Aghaeifar et al. (2015) require a balanced adsorption of organic material, Ca2+ and H+ onto the clay surfaces to notice the effect of LSWF. This can be obtained if: (1) the rock contains a significant amount of active clays (illite and kaolinite), preferentially more than 10% in weight; (2) the crude oil contains polar components, acidic, and/or basic material, quantified by the acid number (AN) and base number (BN); (3) the formation water contains divalent cations, especially Ca2+; or (4) the initial reservoir pH is less than 6.5 (pH < 6.5).

Rotondi et al. (2014) documented the following criteria for best results when applying LSWF: (1) The injected source water should have a salinity less than 6000 ppm with optimal range between 1000 and 2000 ppm; (2) the formation rock should contain water sensitive minerals (clay) and should not be strongly water wet; (3) the formation brine should contain divalent ions; and (4) the reservoir oil should contain polar components.

However, by reviewing the literature, some elements of the screening criteria are validated and accepted, while others should be added and/or modified. The comprehensive review of the literature results allows the recognition of different screening criteria for LSWF in secondary and tertiary stages.

For the tertiary stage waterflooding, changing the salinity can give additional oil recovery. In addition, the reservoir temperature should be between 140 and 212 °F.

For the secondary stage waterflooding, there is an optimum salinity between the conventional high salinity (formation water) and the salinity of the freshwater. In addition, the optimum injected water should have the same pH of the formation water with best results when pH is around 5–6. The reservoir temperature should be above 140 °F (with no maximum limit for the temperature).

In both secondary and tertiary stages, there must be the presence of at least of one of the following: kaolinite, illite, chlorite, albite, or calcite to notice additional oil recovery. The injected water monovalent cations should be higher than the divalent cations. In addition, the permeability should be higher than 2 md.

Conclusions

In this work, a comprehensive literature review was conducted and data from the literature were analyzed to derive new findings and screening criteria for low-salinity water injection. Based on the results of this study, the following conclusions can be made:

  • There is an optimum salinity, optimum injected water composition, and optimum pH for waterflooding each reservoir rock. Careful design of water injection (when cost allows) will improve displacement efficiency and yield additional recovery.

  • Clean sand reservoirs without clay content and with good permeability are expected to give less oil recovery during low-salinity waterflooding projects than high-salinity waterflooding.

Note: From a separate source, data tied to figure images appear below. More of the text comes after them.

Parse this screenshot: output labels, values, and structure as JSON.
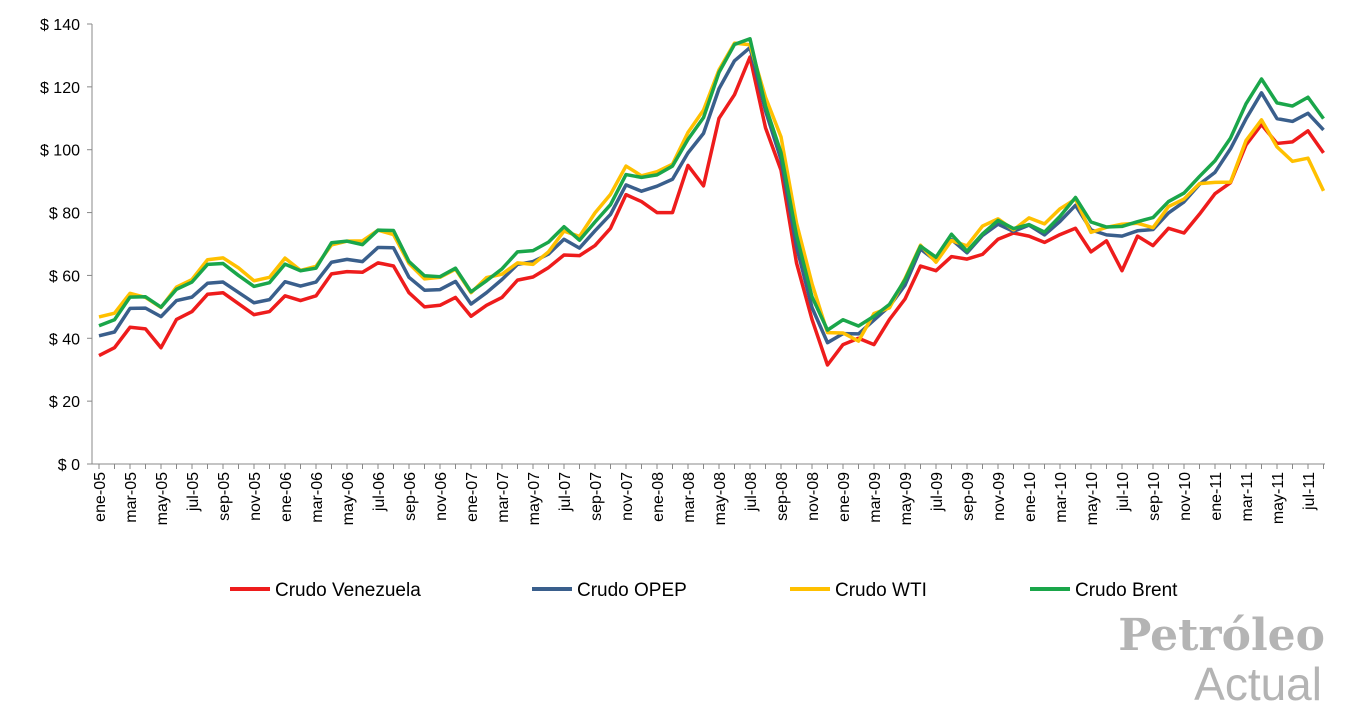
{
  "chart_data": {
    "type": "line",
    "categories": [
      "ene-05",
      null,
      "mar-05",
      null,
      "may-05",
      null,
      "jul-05",
      null,
      "sep-05",
      null,
      "nov-05",
      null,
      "ene-06",
      null,
      "mar-06",
      null,
      "may-06",
      null,
      "jul-06",
      null,
      "sep-06",
      null,
      "nov-06",
      null,
      "ene-07",
      null,
      "mar-07",
      null,
      "may-07",
      null,
      "jul-07",
      null,
      "sep-07",
      null,
      "nov-07",
      null,
      "ene-08",
      null,
      "mar-08",
      null,
      "may-08",
      null,
      "jul-08",
      null,
      "sep-08",
      null,
      "nov-08",
      null,
      "ene-09",
      null,
      "mar-09",
      null,
      "may-09",
      null,
      "jul-09",
      null,
      "sep-09",
      null,
      "nov-09",
      null,
      "ene-10",
      null,
      "mar-10",
      null,
      "may-10",
      null,
      "jul-10",
      null,
      "sep-10",
      null,
      "nov-10",
      null,
      "ene-11",
      null,
      "mar-11",
      null,
      "may-11",
      null,
      "jul-11",
      null
    ],
    "series": [
      {
        "name": "Crudo Venezuela",
        "color": "#ee1c1c",
        "values": [
          34.5,
          37,
          43.5,
          43,
          37,
          46,
          48.5,
          54,
          54.5,
          51,
          47.5,
          48.5,
          53.5,
          52,
          53.5,
          60.5,
          61.2,
          61,
          64,
          63,
          54.5,
          50,
          50.5,
          53,
          47,
          50.5,
          53,
          58.5,
          59.5,
          62.5,
          66.5,
          66.3,
          69.5,
          75,
          85.7,
          83.5,
          80,
          80,
          95,
          88.5,
          110,
          117.5,
          129.5,
          107,
          93.5,
          64,
          46,
          31.5,
          38,
          40,
          38,
          46,
          52.5,
          63,
          61.5,
          66,
          65.2,
          66.7,
          71.5,
          73.5,
          72.5,
          70.5,
          73,
          75,
          67.5,
          71,
          61.5,
          72.5,
          69.5,
          75,
          73.5,
          79.5,
          86,
          89.5,
          101.5,
          108,
          102,
          102.5,
          106,
          99
        ]
      },
      {
        "name": "Crudo OPEP",
        "color": "#3a5f8c",
        "values": [
          40.8,
          42,
          49.5,
          49.6,
          46.9,
          52,
          53.1,
          57.5,
          57.9,
          54.6,
          51.3,
          52.3,
          58,
          56.6,
          57.9,
          64.2,
          65.1,
          64.4,
          68.9,
          68.8,
          59.4,
          55.3,
          55.5,
          58.1,
          50.9,
          54.5,
          58.7,
          63.5,
          64.4,
          66.8,
          71.5,
          68.7,
          74.2,
          79.4,
          88.8,
          86.8,
          88.4,
          90.6,
          99,
          105.2,
          119.4,
          128.3,
          132.5,
          112.4,
          96.9,
          69.2,
          49.8,
          38.6,
          41.5,
          41.4,
          45.8,
          50.2,
          56.9,
          68.4,
          64.6,
          71.4,
          67.2,
          72.7,
          76.3,
          74,
          76,
          72.9,
          77.2,
          82.3,
          74.5,
          72.9,
          72.5,
          74.2,
          74.6,
          79.9,
          83.4,
          89,
          92.8,
          100.3,
          109.8,
          118.1,
          109.9,
          109,
          111.6,
          106.3
        ]
      },
      {
        "name": "Crudo WTI",
        "color": "#ffc000",
        "values": [
          46.8,
          48,
          54.3,
          53,
          49.8,
          56.3,
          58.7,
          65,
          65.6,
          62.4,
          58.3,
          59.4,
          65.5,
          61.6,
          62.9,
          69.7,
          70.9,
          71,
          74.4,
          73,
          63.8,
          58.9,
          59.4,
          62,
          54.5,
          59.3,
          60.4,
          64,
          63.5,
          67.5,
          74.1,
          72.4,
          79.9,
          85.8,
          94.8,
          91.7,
          93,
          95.4,
          105.5,
          112.6,
          125.4,
          133.9,
          133.4,
          116.7,
          104.1,
          76.7,
          57.4,
          41.8,
          41.7,
          39.1,
          47.9,
          49.7,
          59,
          69.6,
          64.2,
          71.1,
          69.4,
          75.7,
          78,
          74.5,
          78.3,
          76.4,
          81.2,
          84.3,
          73.7,
          75.3,
          76.3,
          76.6,
          75.2,
          81.9,
          84.3,
          89.2,
          89.6,
          89.7,
          102.9,
          109.5,
          100.9,
          96.3,
          97.3,
          86.9
        ]
      },
      {
        "name": "Crudo Brent",
        "color": "#1aa64a",
        "values": [
          44,
          45.9,
          53.1,
          53.2,
          49.9,
          55.6,
          57.9,
          63.5,
          63.8,
          60,
          56.5,
          57.7,
          63.6,
          61.5,
          62.3,
          70.4,
          70.9,
          69.8,
          74.4,
          74.3,
          64.4,
          59.9,
          59.6,
          62.3,
          54.8,
          58.3,
          62.1,
          67.5,
          67.9,
          70.6,
          75.5,
          71.2,
          77,
          82.5,
          92.1,
          91.2,
          92,
          94.8,
          103.3,
          110.2,
          124.6,
          133.5,
          135.3,
          113.9,
          99.1,
          72.8,
          53.2,
          42.6,
          45.9,
          43.9,
          47,
          50.8,
          58.6,
          69.3,
          65.8,
          73.1,
          67.7,
          73.2,
          77.5,
          74.9,
          76.2,
          73.8,
          78.8,
          84.8,
          77,
          75.4,
          75.6,
          77.1,
          78.4,
          83.5,
          86.2,
          91.5,
          96.5,
          103.7,
          114.6,
          122.5,
          114.9,
          113.9,
          116.7,
          109.9
        ]
      }
    ],
    "ylim": [
      0,
      140
    ],
    "yticks": [
      {
        "value": 0,
        "label": "$ 0"
      },
      {
        "value": 20,
        "label": "$ 20"
      },
      {
        "value": 40,
        "label": "$ 40"
      },
      {
        "value": 60,
        "label": "$ 60"
      },
      {
        "value": 80,
        "label": "$ 80"
      },
      {
        "value": 100,
        "label": "$ 100"
      },
      {
        "value": 120,
        "label": "$ 120"
      },
      {
        "value": 140,
        "label": "$ 140"
      }
    ],
    "legend": "bottom",
    "watermark": [
      "Petróleo",
      "Actual"
    ]
  }
}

  • Experimental work for each specific reservoir is essential for determining the optimum salinity.

  • Changing the water salinity (not LS) in the tertiary stage of EOR waterflooding gives additional recovery.

  • Best results for the secondary stage of LSWF (screening criteria) will be obtained when:

    • The presence of kaolinite, albite, and/or calcite.

    • Permeability should be higher than 2 md.

    • Monovalent cations in the injected water should be higher than divalent cations.

    • Temperature should be higher than 140 °F.

  • Ca+2/Na+ ratio should be less than 0.04. Some screening criteria for tertiary stage of EOR waterflooding are:

    • The presence of kaolinite, albite, and/or calcite.

    • Permeability should be more than 2 md.

    • Monovalent cations in the injected water should be higher than divalent cations.

    • Temperature should be higher than 140 °F and less than 212 °F.